I've been stuck on this problem forever, if someone could please show me step by step what the answer is and why that would be great!

Mark has a bike with a 22 inch back wheel. The wheel sprocket is 3 inches in diameter and the petal sprocket is 4 inches in diameter. how fast in miles per hour is he going if he petals at a rate of 100 revolutions per minute?

Thanks a lot!

2. note the relationship between linear speed, $v$ , of a point on the edge of a circle, and its angular speed, $\omega$ ...

$v = r\omega$

the pedal sprocket and wheel sprocket move with the same linear speed as the chain that connects them ...

$\omega_p = 100 \, rpm$

$r_w \omega_w = r_p \omega_p$

$\omega_w = \frac{r_p \omega_p}{r_w}$

$\omega_w = \frac{400}{3} \, rpm$

this angular speed of the wheel sprocket in rpm needs to be converted to radians per hour ...

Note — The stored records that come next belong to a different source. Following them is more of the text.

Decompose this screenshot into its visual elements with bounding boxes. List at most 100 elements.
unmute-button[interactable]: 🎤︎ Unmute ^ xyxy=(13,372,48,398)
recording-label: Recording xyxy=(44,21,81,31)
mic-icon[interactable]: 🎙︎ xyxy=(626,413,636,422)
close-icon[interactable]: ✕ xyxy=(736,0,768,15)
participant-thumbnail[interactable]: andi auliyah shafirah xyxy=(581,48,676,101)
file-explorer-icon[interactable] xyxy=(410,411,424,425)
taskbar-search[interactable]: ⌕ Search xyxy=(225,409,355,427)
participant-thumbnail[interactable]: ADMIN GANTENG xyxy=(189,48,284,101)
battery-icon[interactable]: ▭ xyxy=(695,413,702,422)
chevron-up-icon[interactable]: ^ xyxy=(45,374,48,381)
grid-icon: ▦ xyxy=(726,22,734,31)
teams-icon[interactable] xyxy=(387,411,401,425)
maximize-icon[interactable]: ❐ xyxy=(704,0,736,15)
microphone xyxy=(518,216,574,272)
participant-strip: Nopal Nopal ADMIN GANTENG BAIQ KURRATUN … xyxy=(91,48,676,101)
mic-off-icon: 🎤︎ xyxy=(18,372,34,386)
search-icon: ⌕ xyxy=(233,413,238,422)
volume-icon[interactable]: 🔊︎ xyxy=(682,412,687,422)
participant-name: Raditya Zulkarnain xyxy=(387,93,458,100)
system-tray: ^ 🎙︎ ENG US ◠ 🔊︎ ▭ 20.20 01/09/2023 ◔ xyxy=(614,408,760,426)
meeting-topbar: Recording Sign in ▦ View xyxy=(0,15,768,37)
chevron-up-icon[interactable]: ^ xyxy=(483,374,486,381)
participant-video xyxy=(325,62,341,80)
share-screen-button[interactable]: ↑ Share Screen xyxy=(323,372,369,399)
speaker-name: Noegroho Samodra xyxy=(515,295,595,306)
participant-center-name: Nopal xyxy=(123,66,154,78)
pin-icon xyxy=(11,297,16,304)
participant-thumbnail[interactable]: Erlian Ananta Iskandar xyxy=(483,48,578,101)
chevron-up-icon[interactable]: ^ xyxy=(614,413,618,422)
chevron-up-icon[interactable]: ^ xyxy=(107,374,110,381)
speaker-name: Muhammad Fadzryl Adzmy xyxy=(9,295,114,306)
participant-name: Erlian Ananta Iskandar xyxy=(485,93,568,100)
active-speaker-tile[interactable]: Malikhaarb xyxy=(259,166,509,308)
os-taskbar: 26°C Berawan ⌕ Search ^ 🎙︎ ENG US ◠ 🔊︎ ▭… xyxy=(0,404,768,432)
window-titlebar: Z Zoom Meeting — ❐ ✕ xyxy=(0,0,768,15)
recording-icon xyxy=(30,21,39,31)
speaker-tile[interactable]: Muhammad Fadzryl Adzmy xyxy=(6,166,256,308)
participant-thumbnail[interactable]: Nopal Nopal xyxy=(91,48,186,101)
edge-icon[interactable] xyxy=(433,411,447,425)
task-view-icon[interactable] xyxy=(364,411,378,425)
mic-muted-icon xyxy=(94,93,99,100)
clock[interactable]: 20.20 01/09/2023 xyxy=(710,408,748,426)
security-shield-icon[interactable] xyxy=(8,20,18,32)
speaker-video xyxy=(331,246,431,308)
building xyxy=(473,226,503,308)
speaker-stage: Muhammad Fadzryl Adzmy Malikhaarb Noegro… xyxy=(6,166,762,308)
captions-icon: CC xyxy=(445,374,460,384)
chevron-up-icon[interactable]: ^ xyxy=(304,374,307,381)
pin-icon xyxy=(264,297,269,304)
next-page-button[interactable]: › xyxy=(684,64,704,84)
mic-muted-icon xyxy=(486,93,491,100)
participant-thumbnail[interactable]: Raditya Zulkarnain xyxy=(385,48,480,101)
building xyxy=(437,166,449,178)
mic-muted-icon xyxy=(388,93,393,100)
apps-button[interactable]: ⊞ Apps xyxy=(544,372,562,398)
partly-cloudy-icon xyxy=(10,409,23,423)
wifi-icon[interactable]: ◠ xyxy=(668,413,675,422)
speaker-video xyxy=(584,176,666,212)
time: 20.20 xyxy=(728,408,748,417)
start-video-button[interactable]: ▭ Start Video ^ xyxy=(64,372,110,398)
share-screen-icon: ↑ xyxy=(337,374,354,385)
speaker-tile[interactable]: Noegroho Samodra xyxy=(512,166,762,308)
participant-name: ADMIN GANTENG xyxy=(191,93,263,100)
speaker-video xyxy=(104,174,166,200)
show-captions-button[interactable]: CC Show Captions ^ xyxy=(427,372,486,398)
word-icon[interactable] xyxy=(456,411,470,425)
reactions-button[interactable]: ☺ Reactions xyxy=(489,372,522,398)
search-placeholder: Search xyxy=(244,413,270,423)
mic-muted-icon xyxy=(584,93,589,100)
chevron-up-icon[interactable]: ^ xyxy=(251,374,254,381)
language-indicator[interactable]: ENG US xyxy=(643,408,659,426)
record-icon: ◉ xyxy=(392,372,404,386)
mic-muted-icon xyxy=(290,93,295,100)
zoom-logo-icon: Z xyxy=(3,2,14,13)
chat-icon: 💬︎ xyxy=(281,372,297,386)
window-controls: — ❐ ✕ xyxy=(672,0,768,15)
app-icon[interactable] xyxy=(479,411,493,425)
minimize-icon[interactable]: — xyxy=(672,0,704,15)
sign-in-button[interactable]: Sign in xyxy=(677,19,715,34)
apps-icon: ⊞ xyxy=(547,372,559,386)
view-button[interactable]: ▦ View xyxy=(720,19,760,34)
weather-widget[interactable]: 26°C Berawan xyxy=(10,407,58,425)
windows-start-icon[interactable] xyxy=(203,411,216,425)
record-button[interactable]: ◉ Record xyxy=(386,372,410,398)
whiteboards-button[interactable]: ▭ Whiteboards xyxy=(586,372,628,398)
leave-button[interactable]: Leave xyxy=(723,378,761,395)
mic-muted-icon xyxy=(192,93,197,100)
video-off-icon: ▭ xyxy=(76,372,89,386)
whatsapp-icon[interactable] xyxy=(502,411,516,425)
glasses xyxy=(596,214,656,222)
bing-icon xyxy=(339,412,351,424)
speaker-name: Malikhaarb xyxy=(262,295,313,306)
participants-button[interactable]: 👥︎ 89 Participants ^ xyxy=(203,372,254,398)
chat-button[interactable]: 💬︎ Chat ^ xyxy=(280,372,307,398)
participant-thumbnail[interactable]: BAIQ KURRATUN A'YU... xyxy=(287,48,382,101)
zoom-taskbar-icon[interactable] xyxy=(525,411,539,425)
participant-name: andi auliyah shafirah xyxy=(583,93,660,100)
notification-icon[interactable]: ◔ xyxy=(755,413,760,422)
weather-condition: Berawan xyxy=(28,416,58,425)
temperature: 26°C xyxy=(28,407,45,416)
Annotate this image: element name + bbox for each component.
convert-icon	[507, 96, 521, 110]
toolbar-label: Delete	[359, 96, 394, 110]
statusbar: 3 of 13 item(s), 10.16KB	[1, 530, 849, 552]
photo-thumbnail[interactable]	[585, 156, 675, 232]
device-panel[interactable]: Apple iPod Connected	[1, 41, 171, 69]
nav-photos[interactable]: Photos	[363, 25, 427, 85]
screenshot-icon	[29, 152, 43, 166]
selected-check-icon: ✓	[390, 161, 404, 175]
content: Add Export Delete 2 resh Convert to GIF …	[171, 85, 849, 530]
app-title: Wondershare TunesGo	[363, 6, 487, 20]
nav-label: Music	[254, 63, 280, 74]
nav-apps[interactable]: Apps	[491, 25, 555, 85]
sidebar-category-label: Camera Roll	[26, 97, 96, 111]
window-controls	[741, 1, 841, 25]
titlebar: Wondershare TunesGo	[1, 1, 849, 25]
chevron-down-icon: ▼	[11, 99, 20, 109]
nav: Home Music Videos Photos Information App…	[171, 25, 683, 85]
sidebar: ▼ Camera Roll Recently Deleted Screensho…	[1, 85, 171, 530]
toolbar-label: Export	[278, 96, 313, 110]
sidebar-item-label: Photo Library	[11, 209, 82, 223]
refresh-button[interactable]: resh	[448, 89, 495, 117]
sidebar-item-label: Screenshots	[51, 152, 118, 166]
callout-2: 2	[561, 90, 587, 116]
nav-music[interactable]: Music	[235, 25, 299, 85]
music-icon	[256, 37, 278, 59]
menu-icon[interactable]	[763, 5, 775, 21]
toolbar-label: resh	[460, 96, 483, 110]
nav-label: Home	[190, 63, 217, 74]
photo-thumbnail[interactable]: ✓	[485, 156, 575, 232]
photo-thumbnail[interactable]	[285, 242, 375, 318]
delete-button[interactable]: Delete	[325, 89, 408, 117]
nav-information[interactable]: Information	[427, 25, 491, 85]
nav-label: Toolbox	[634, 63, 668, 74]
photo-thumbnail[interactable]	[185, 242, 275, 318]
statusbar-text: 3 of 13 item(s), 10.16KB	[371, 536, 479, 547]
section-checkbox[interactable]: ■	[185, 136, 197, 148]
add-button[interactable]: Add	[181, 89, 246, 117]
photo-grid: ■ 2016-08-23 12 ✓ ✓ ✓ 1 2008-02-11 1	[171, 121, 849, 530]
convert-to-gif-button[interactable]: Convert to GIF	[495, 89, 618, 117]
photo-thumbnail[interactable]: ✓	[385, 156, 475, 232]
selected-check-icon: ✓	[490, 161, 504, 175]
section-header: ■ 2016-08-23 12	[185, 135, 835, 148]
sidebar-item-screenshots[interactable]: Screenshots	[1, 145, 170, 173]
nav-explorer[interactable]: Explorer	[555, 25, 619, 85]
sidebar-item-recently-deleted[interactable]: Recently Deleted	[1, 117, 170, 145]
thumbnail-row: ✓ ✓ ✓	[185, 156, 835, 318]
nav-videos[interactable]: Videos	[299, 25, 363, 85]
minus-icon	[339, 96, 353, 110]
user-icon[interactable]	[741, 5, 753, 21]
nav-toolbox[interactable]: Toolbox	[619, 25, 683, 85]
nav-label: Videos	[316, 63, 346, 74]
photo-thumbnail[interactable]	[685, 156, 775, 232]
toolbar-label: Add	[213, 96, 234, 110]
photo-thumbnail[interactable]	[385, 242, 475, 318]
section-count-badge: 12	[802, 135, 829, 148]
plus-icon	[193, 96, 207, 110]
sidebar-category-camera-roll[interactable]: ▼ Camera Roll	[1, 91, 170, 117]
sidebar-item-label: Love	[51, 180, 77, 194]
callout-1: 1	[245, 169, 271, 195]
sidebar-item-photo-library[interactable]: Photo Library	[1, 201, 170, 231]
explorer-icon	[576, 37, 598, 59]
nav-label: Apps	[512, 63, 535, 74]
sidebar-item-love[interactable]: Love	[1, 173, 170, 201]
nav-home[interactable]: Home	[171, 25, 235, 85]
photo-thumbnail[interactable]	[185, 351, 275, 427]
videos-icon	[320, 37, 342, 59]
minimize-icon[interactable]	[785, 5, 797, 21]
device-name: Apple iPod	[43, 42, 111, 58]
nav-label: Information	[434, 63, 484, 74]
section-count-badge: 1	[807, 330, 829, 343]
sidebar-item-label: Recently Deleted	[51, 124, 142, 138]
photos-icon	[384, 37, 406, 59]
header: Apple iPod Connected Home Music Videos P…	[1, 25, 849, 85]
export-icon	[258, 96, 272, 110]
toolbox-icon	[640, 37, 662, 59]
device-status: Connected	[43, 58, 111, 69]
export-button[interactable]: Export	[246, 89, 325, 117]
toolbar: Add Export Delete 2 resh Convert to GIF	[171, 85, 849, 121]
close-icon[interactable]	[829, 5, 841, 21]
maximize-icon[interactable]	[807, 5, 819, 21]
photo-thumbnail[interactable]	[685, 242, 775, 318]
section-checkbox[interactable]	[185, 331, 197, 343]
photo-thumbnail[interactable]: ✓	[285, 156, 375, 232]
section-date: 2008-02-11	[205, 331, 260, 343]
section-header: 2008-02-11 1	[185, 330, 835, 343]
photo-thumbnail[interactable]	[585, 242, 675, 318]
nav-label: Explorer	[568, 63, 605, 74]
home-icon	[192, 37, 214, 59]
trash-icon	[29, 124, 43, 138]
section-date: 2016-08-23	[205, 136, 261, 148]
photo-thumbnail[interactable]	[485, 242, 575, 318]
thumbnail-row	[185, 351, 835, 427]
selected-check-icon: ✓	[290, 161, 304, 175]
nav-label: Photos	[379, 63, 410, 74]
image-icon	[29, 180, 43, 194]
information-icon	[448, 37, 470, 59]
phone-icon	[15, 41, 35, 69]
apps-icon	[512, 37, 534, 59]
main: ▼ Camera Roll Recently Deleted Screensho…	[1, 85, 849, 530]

$\left(\frac{400}{3} \, rpm\right) \cdot \left(\frac{2\pi \, rad}{rev}\right) \cdot \left(\frac{60 \, min}{hr}\right) = 16000\pi \, rad/hr$

the tire and the wheel sprocket spin at the same angular speed, therefore the linear speed of the back tire is ...

$v = (11 \, in) \cdot (16000\pi \, rad/hr) = 176000 \, in/hr$

I'll leave it to you to convert this linear speed into mph.